To get to the boom, I stepped down into a lowered area, with room for three people to lay down on their stomach, facing away from the front of the plane. Clear plexiglass gave us a perfect view of the ocean below and of the fighter jets as they approached. The boom operator laid down in the middle with a chin rest keeping her head up, her hands on the joysticks below. She controlled the long mechanical arm that extended out to touch the jets.
The jets would fly up one at a time and match the Stratotanker’s speed, just about 20 feet away from us. The boom operator would then extend the mechanical arm out until, with a loud suction noise, it made contact with the refueling circle on the fighter jet. The fuel pumps so fast that the planes had to stay in place for only a few minutes. Then the fighter jet would break away from the Stratotanker, appearing from my view to simply glide away.
After the flight, I asked one of the Stratotanker pilots, Maj. Bryan Dickens, whether his job ever got boring. When on deployment and flying five to six missions each week, yes, he said, the job can get old.
But when flying only once or twice a week when he’s back on a base? “It’s really exciting,” he said. “I think we take it for granted sometimes how cool a job it really is.”
A huge impact
I later called Maj. Shannon Mann, commander of the 916th Force Support Squadron, to ask about the base’s relationship with Johnston County.

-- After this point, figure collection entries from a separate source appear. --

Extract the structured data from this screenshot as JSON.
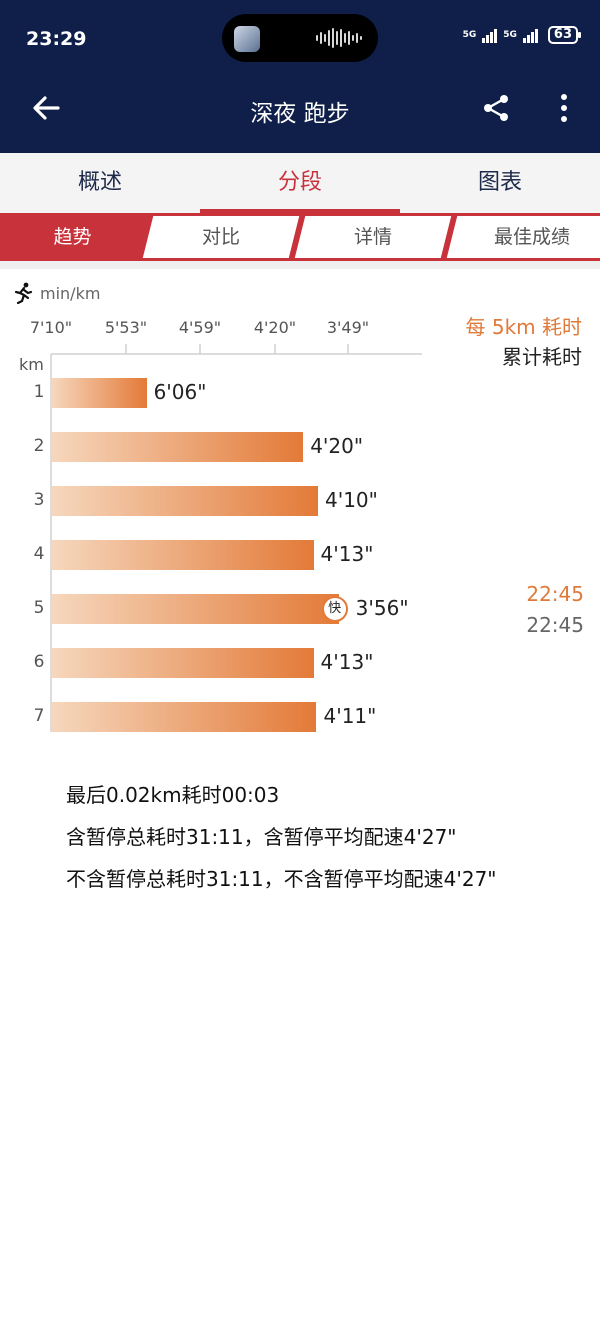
{
  "status": {
    "time": "23:29",
    "net1": "5G",
    "net2": "5G",
    "battery": "63"
  },
  "header": {
    "title": "深夜 跑步",
    "back_icon": "arrow-left-icon",
    "share_icon": "share-icon",
    "more_icon": "more-vertical-icon"
  },
  "tabs": [
    {
      "label": "概述",
      "active": false
    },
    {
      "label": "分段",
      "active": true
    },
    {
      "label": "图表",
      "active": false
    }
  ],
  "subtabs": [
    {
      "label": "趋势",
      "active": true
    },
    {
      "label": "对比",
      "active": false
    },
    {
      "label": "详情",
      "active": false
    },
    {
      "label": "最佳成绩",
      "active": false
    }
  ],
  "chart_data": {
    "type": "bar",
    "orientation": "horizontal",
    "unit_label": "min/km",
    "row_axis_label": "km",
    "x_ticks": [
      "7'10\"",
      "5'53\"",
      "4'59\"",
      "4'20\"",
      "3'49\""
    ],
    "categories": [
      "1",
      "2",
      "3",
      "4",
      "5",
      "6",
      "7"
    ],
    "values": [
      "6'06\"",
      "4'20\"",
      "4'10\"",
      "4'13\"",
      "3'56\"",
      "4'13\"",
      "4'11\""
    ],
    "fastest_index": 4,
    "fastest_label": "快",
    "legend": {
      "split_label": "每 5km 耗时",
      "cumulative_label": "累计耗时"
    },
    "five_km_split": "22:45",
    "five_km_cumulative": "22:45",
    "colors": {
      "bar_start": "#f6d7bd",
      "bar_end": "#e37a38",
      "accent": "#e07a3a"
    }
  },
  "summary": {
    "line1": "最后0.02km耗时00:03",
    "line2": "含暂停总耗时31:11，含暂停平均配速4'27\"",
    "line3": "不含暂停总耗时31:11，不含暂停平均配速4'27\""
  }
}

She said Seymour Johnson has a huge impact on Johnston and other surrounding counties, and vice versa.
“We are taking those dollars that we make at the base and we’re spending those locally,” she said. About 100 people who work on the base live in Johnston County. Mann lives in Clayton.
“Some of us shop at the commissary, but when I need something, I go to the Walmart on Highway 70 or the Lowe’s Foods,” Mann said. “We’re definitely running that money back around into Johnston County.”
Also, some families choose to live in Johnston County because of the schools, she added.
The relationship goes both ways. The support from the surrounding counties and chambers of commerce is important for the base. They “have a big voice for us,” Mann said.
“I think it’s important to thank certainly all the employees and all the community leaders who have spent time from Johnston County getting to know our mission here,” Mann said. “Again, it’s not just the leadership of Wayne County that will keep this base alive and into the future; it’s the leaders of all of these counties and the leadership of North Carolina that will help us survive here in tough times.”
Building on that relationship is something Chris Johnson, Johnston County’s economic-development director, hopes to do in the future.
Military personnel who choose to live off-base often choose Johnston County towns, especially Princeton and Pine Level, which are closest to Seymour Johnson, and Benson, which is close to Fort Bragg, Johnson noted. Those families spend dollars locally.
Also, some Johnston County companies do contract work for the military and pay taxes here. Other companies in turn support those contractors. “They may not have a direct link to the base, but they may be supplying parts to another company,” Johnson said.
Johnson said the military’s presence in Johnston County is huge, and he hopes to grow it even more. “We’ve got more people in the military and support in the Fayetteville area than people realize,” he said.